Debenhams shares were suspended from trading on Tuesday morning, pending a further update later in the day.
The new offer was dismissed by Debenhams as "highly conditional" and was rejected in part because Mr Ashley wanted to take over as chief executive.
Debenhams is now widely expected to fall into administration with the retailer's lenders seizing control. That is likely to mean store closures and job cuts while shareholders including Sports Direct will see the value of their stakes wiped out.
.The pre-pack administration undertaken by the struggling department store chain will see its debt reduced and comes ahead of a wider restructuring which will see around 50 stores close via a Company Voluntary Arrangement.
It will also see a £200 million refinancing plan, announced in March, go ahead.

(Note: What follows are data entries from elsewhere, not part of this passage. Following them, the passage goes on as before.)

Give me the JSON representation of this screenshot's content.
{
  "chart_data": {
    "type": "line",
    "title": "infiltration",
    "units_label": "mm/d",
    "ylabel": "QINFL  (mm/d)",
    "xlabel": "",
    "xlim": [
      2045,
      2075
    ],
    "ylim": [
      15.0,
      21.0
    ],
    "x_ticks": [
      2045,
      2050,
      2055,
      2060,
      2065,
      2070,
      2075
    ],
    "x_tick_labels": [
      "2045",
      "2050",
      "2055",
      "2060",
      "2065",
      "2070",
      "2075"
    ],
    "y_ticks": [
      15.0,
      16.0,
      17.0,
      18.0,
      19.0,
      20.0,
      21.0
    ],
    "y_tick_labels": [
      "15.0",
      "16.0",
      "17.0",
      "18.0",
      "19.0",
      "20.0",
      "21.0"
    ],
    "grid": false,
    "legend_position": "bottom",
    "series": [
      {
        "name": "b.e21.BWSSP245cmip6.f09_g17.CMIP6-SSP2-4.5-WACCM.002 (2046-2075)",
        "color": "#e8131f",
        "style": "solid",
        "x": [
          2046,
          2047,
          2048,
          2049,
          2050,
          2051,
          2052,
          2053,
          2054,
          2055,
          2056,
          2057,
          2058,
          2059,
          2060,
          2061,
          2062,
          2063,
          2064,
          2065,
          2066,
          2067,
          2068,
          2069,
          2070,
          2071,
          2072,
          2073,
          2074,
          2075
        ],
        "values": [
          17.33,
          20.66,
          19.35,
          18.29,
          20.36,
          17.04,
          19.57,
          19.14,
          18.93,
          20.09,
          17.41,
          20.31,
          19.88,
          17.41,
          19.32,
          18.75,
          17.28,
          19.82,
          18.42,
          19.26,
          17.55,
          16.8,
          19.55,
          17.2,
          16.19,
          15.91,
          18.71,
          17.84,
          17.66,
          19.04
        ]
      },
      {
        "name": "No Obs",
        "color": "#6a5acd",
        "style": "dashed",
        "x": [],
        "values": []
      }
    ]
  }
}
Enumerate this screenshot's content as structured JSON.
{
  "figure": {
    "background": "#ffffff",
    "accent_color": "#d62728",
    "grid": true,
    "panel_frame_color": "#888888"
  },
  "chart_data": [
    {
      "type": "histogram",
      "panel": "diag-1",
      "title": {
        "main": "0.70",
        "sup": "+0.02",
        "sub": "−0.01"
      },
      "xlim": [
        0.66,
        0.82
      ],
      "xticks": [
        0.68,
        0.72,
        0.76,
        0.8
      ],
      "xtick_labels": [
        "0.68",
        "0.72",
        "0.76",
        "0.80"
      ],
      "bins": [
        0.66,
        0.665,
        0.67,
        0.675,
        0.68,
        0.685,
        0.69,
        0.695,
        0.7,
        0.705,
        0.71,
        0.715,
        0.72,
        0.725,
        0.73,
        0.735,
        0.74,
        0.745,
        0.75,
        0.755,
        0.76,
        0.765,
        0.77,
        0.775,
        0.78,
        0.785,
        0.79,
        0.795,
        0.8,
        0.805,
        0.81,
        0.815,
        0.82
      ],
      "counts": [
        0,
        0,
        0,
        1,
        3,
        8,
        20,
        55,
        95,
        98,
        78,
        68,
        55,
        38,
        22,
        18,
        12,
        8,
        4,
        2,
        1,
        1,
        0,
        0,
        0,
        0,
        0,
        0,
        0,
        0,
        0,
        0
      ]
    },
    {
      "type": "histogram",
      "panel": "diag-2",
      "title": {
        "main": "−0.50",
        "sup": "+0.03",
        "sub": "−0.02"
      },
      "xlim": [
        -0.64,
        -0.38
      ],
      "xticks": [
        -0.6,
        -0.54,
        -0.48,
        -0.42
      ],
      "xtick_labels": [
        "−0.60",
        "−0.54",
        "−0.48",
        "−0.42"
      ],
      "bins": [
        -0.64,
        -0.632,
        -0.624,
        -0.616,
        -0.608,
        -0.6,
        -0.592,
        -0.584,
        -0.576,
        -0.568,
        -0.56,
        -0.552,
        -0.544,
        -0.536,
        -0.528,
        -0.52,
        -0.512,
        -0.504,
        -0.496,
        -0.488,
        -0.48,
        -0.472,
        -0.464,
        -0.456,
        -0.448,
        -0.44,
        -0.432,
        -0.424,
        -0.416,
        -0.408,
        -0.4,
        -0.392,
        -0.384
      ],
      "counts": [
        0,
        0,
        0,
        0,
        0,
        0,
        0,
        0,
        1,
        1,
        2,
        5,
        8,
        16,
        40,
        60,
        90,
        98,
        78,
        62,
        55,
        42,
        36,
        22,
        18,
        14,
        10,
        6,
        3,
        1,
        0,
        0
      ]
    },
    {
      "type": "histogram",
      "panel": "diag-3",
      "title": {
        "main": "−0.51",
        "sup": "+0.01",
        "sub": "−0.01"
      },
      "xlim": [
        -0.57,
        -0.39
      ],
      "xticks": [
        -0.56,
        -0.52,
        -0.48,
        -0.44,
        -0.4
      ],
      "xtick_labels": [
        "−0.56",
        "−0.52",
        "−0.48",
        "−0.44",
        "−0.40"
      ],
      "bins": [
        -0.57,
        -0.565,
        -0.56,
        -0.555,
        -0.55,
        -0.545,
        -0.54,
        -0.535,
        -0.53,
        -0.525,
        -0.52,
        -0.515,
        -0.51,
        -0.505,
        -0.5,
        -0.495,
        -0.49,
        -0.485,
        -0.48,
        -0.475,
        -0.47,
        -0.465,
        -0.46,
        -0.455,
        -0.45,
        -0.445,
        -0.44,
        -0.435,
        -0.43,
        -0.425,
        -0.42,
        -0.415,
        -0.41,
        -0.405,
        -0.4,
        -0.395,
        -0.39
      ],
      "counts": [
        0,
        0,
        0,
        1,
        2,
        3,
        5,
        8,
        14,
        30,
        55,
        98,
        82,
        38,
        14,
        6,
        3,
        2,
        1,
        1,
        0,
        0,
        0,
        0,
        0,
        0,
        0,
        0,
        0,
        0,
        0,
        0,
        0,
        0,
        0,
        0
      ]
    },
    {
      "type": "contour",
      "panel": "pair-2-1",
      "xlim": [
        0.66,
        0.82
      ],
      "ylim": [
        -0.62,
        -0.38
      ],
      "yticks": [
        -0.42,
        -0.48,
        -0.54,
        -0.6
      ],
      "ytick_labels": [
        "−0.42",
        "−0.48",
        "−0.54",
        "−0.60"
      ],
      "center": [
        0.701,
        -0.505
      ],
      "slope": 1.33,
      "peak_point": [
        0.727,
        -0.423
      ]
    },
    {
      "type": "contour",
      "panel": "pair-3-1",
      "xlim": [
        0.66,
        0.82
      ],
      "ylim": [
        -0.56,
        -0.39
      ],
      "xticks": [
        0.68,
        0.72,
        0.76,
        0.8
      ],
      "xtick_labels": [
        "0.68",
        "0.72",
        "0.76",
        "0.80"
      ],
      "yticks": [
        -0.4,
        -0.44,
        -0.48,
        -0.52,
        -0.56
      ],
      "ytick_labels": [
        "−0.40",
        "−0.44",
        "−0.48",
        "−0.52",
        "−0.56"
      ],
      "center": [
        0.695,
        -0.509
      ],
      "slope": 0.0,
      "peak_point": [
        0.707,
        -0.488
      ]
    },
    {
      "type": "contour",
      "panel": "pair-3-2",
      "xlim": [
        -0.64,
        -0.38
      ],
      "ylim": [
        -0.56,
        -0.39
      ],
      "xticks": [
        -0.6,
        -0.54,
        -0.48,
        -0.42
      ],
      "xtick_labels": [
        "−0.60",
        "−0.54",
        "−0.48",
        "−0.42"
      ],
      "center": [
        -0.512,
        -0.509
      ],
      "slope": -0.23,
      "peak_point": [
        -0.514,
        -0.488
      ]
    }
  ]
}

Mr Ashley's attempts to take control of Debenhams had become increasingly desperate, and over the weekend the businessman demanded the board be investigated, two members to undergo lie detector tests and trading in its shares to be suspended.
Laith Khalaf, senior analyst at Hargreaves Lansdown said the struggle between Mr Ashley and Debenhams' lenders for control was now almost over, with the banks likely to emerge victorious.

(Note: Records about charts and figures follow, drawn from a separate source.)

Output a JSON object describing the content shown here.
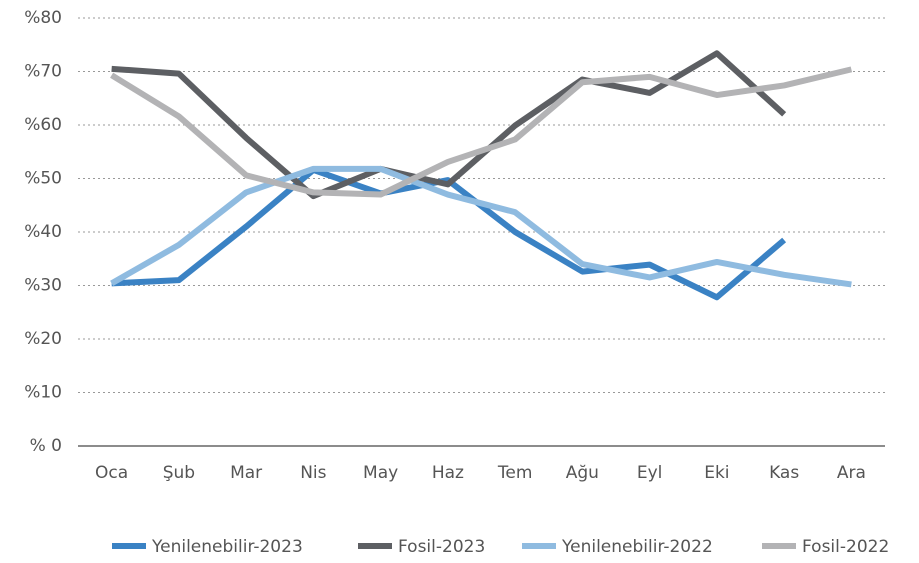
{
  "chart_data": {
    "type": "line",
    "categories": [
      "Oca",
      "Şub",
      "Mar",
      "Nis",
      "May",
      "Haz",
      "Tem",
      "Ağu",
      "Eyl",
      "Eki",
      "Kas",
      "Ara"
    ],
    "series": [
      {
        "name": "Yenilenebilir-2023",
        "color": "#3a82c4",
        "values": [
          30.4,
          31,
          41,
          51.6,
          47.2,
          49.7,
          40,
          32.6,
          33.9,
          27.8,
          38.5,
          null
        ]
      },
      {
        "name": "Fosil-2023",
        "color": "#5d5f63",
        "values": [
          70.5,
          69.6,
          57.6,
          46.7,
          51.8,
          48.9,
          59.9,
          68.5,
          66,
          73.4,
          62,
          null
        ]
      },
      {
        "name": "Yenilenebilir-2022",
        "color": "#8fbbe0",
        "values": [
          30.4,
          37.6,
          47.4,
          51.8,
          51.8,
          47,
          43.7,
          34,
          31.5,
          34.4,
          32,
          30.2
        ]
      },
      {
        "name": "Fosil-2022",
        "color": "#b3b3b5",
        "values": [
          69.3,
          61.6,
          50.6,
          47.4,
          47,
          53.1,
          57.3,
          68,
          69,
          65.6,
          67.4,
          70.4
        ]
      }
    ],
    "ylim": [
      0,
      80
    ],
    "yticks": [
      {
        "value": 0,
        "label": "% 0"
      },
      {
        "value": 10,
        "label": "%10"
      },
      {
        "value": 20,
        "label": "%20"
      },
      {
        "value": 30,
        "label": "%30"
      },
      {
        "value": 40,
        "label": "%40"
      },
      {
        "value": 50,
        "label": "%50"
      },
      {
        "value": 60,
        "label": "%60"
      },
      {
        "value": 70,
        "label": "%70"
      },
      {
        "value": 80,
        "label": "%80"
      }
    ],
    "grid": true,
    "legend": "bottom"
  }
}
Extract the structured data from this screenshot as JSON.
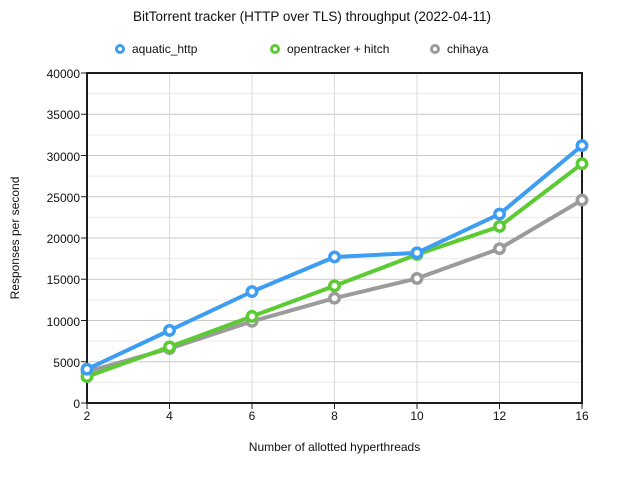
{
  "chart_data": {
    "type": "line",
    "title": "BitTorrent tracker (HTTP over TLS) throughput (2022-04-11)",
    "xlabel": "Number of allotted hyperthreads",
    "ylabel": "Responses per second",
    "categories": [
      2,
      4,
      6,
      8,
      10,
      12,
      16
    ],
    "series": [
      {
        "name": "aquatic_http",
        "color": "#3d9df3",
        "values": [
          4100,
          8800,
          13500,
          17700,
          18200,
          22900,
          31200
        ]
      },
      {
        "name": "opentracker + hitch",
        "color": "#5ccb33",
        "values": [
          3200,
          6800,
          10500,
          14200,
          18000,
          21400,
          29000
        ]
      },
      {
        "name": "chihaya",
        "color": "#9b9b9b",
        "values": [
          3800,
          6600,
          9900,
          12700,
          15100,
          18700,
          24600
        ]
      }
    ],
    "ylim": [
      0,
      40000
    ],
    "y_major_step": 5000,
    "y_minor_step": 2500,
    "y_tick_labels": [
      "0",
      "5000",
      "10000",
      "15000",
      "20000",
      "25000",
      "30000",
      "35000",
      "40000"
    ],
    "x_tick_labels": [
      "2",
      "4",
      "6",
      "8",
      "10",
      "12",
      "16"
    ],
    "grid": true,
    "legend_position": "top"
  }
}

"Clearly the Debenhams board has a number of stakeholders to consider and has to make balanced judgements about their interests, including those of its staff.
"But this latest swift rebuttal suggests that Debenhams simply isn’t interested in what Sports Direct has to offer.
"Mike Ashley’s tactics haven’t exactly been conducive to a convivial negotiation between Sports Direct and Debenhams, but nonetheless the business proposition should be judged on its own merits.
"It looks like Mike Ashley has one final card to play, and that’s making a firm takeover offer for Debenhams. Even that seems unlikely to shift the retailer from the course it’s currently on, as it sounds like the department store is preparing to enter administration imminently.